凯旋而归,军队刚到城门口,洗尘队壮大无比,宋希予站在队首,一身华丽容装,插在发髻间的步摇上的红宝石在阳光下熠熠生辉。
“恭贺王上,喜得龙儿。”几名老臣上前贺到。
原来自我们出发后没几日,宋希予便觉得身子不适,请了太医把脉,才知道已有了一月身孕。
我看不出陆庭诀是否高兴,但看出宋希予是真的高兴。
她接过陆庭诀的头盔,与陆庭诀并肩往大殿之上走去。
台阶高又长,他们的步伐郑重而又缓慢。
万千将臣跪倒四方,齐声呼喊:“恭喜王上凯旋而归!恭喜王上喜得龙儿!王上万岁万岁万万岁!”

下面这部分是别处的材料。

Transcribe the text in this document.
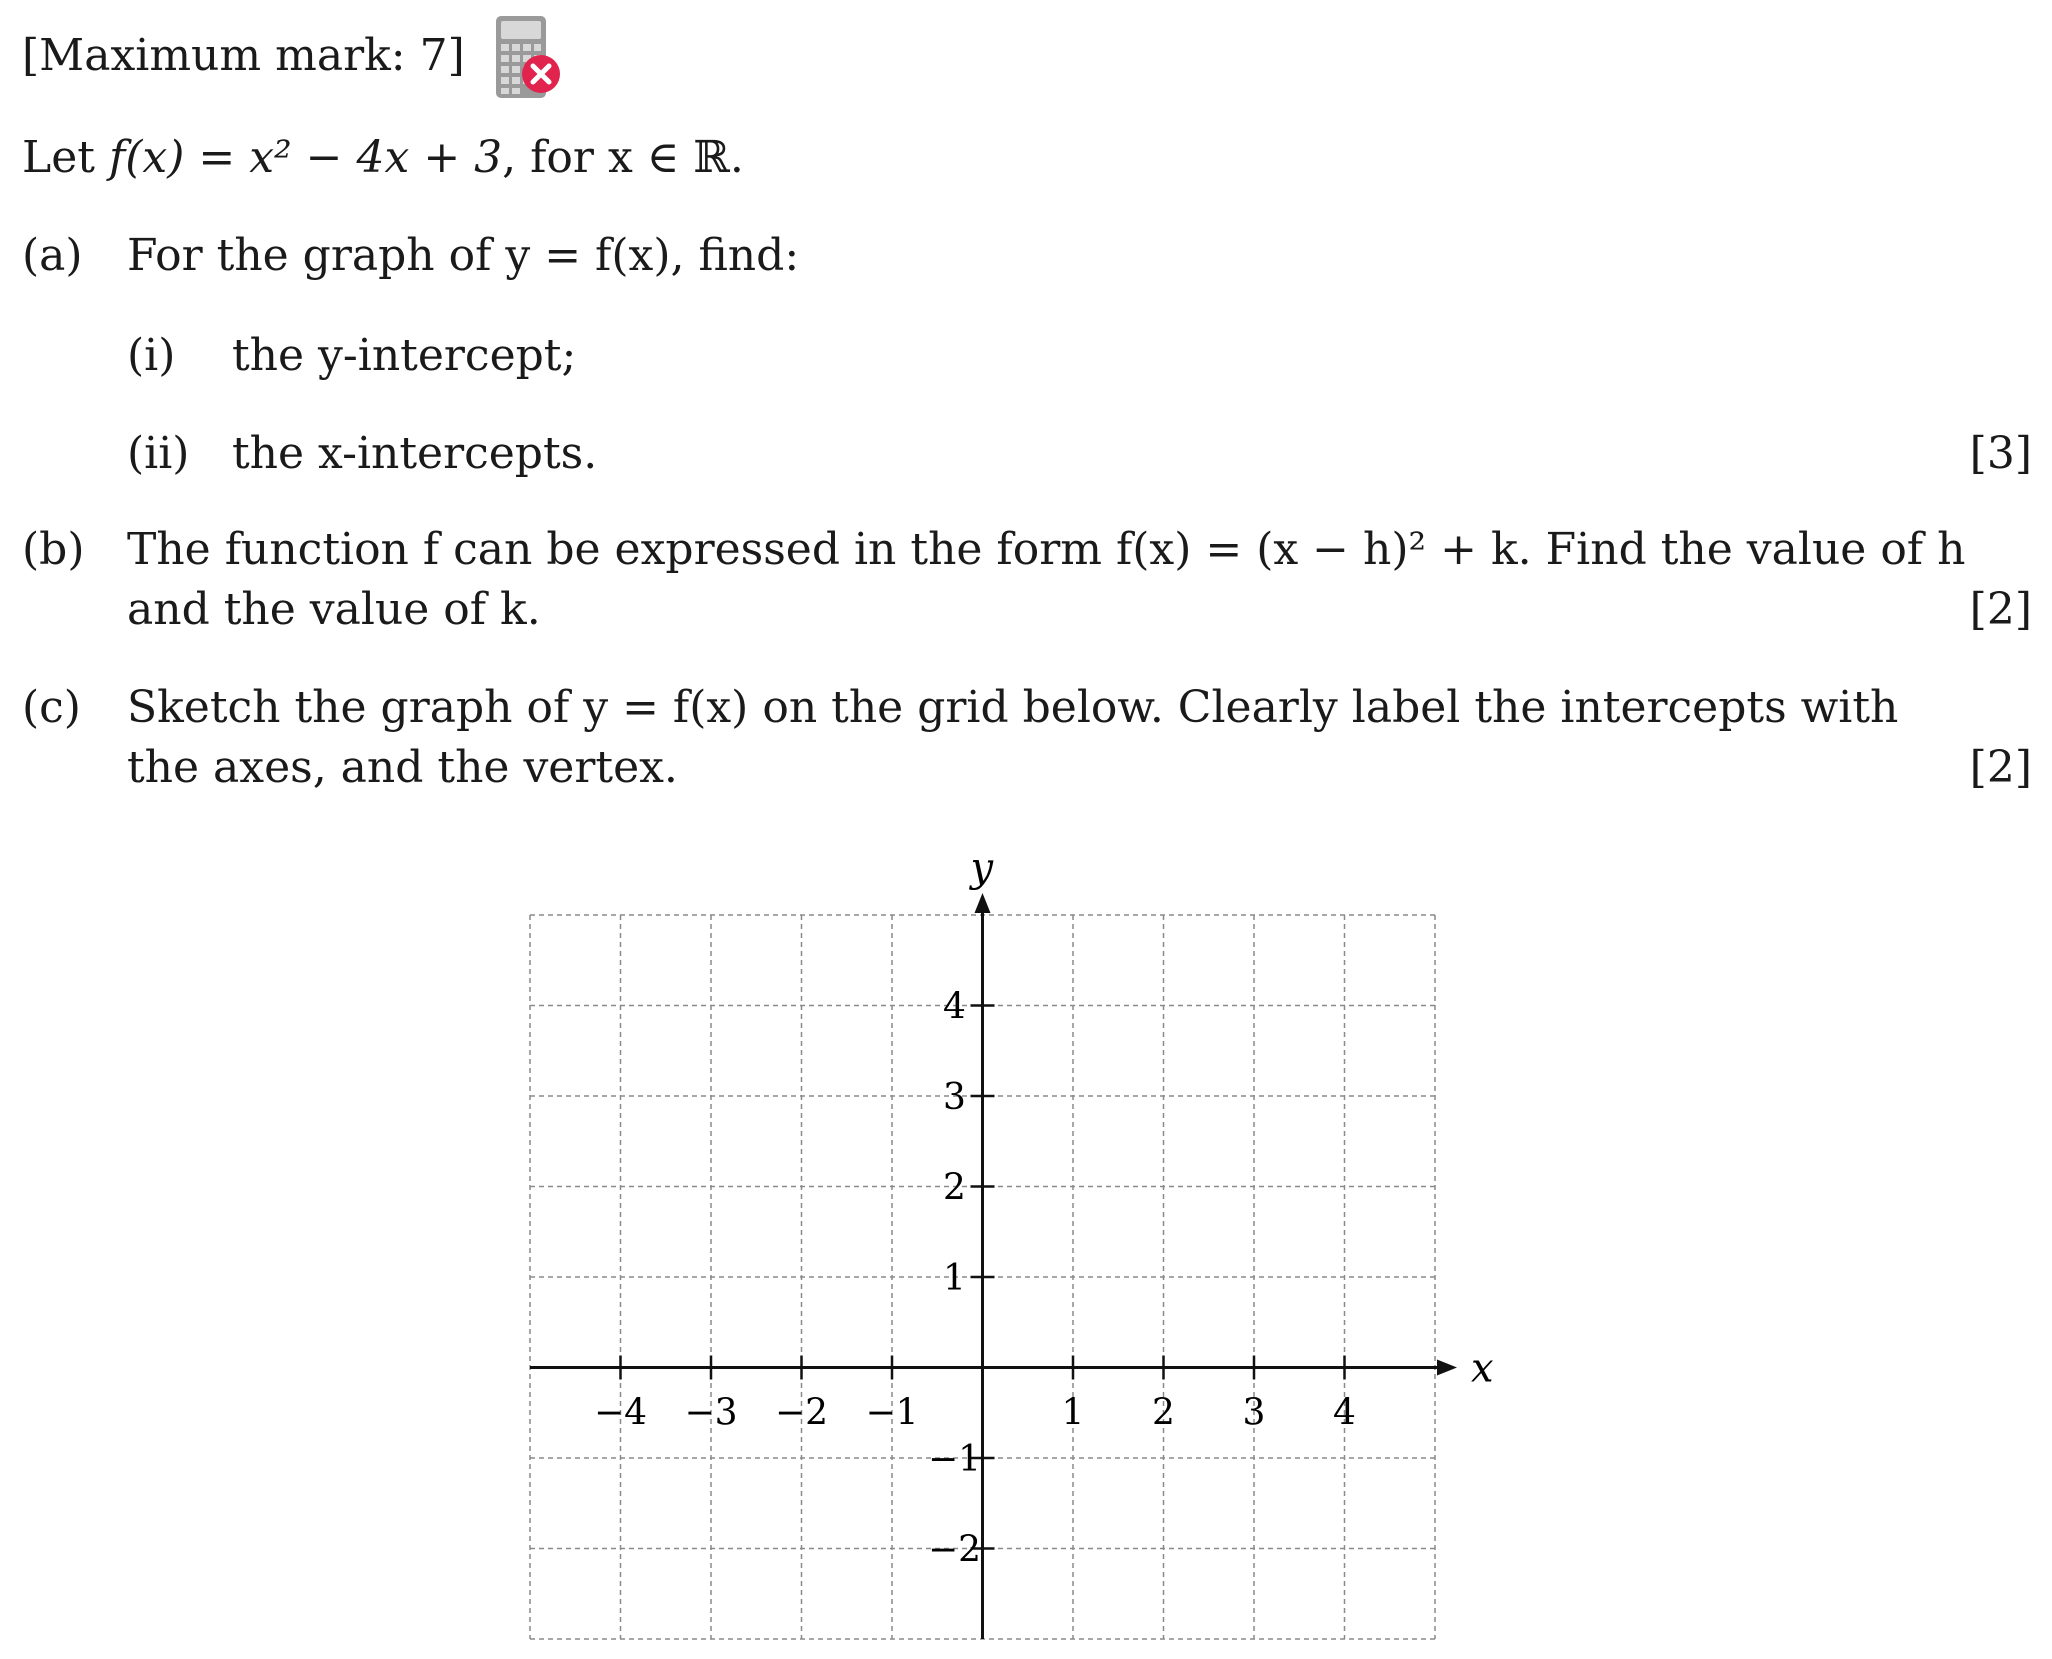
[Maximum mark: 7]
Let f(x) = x² − 4x + 3, for x ∈ ℝ.
(a) For the graph of y = f(x), find:
(i) the y-intercept;
(ii) the x-intercepts.	[3]
(b) The function f can be expressed in the form f(x) = (x − h)² + k. Find the value of h
and the value of k.	[2]
(c) Sketch the graph of y = f(x) on the grid below. Clearly label the intercepts with
the axes, and the vertex.	[2]
x
y
−4 −3 −2 −1	1 2 3 4
4
3
2
1
−1
−2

洗尘宴上,顾怀宁拉着我的衣袖,让我给她详细讲霍渊在战场上杀敌的样子。
我抬头看了眼对面明明竖起耳朵却装作若无其事的霍渊,忍住笑意:“你的霍叔叔就在你对面,要不你过去坐,让他亲自讲给你听?”
顾怀宁就红了脸,赶紧正襟危坐。
半月后,正好是陆庭诀三十大寿。
宫里大摆宴会,觥筹交错,推杯换盏。
甚是无聊,我趁着大家不注意溜了出来,转来转去也不知道去哪里,不知不觉就到了海棠园。
六年了,我一次也没来过。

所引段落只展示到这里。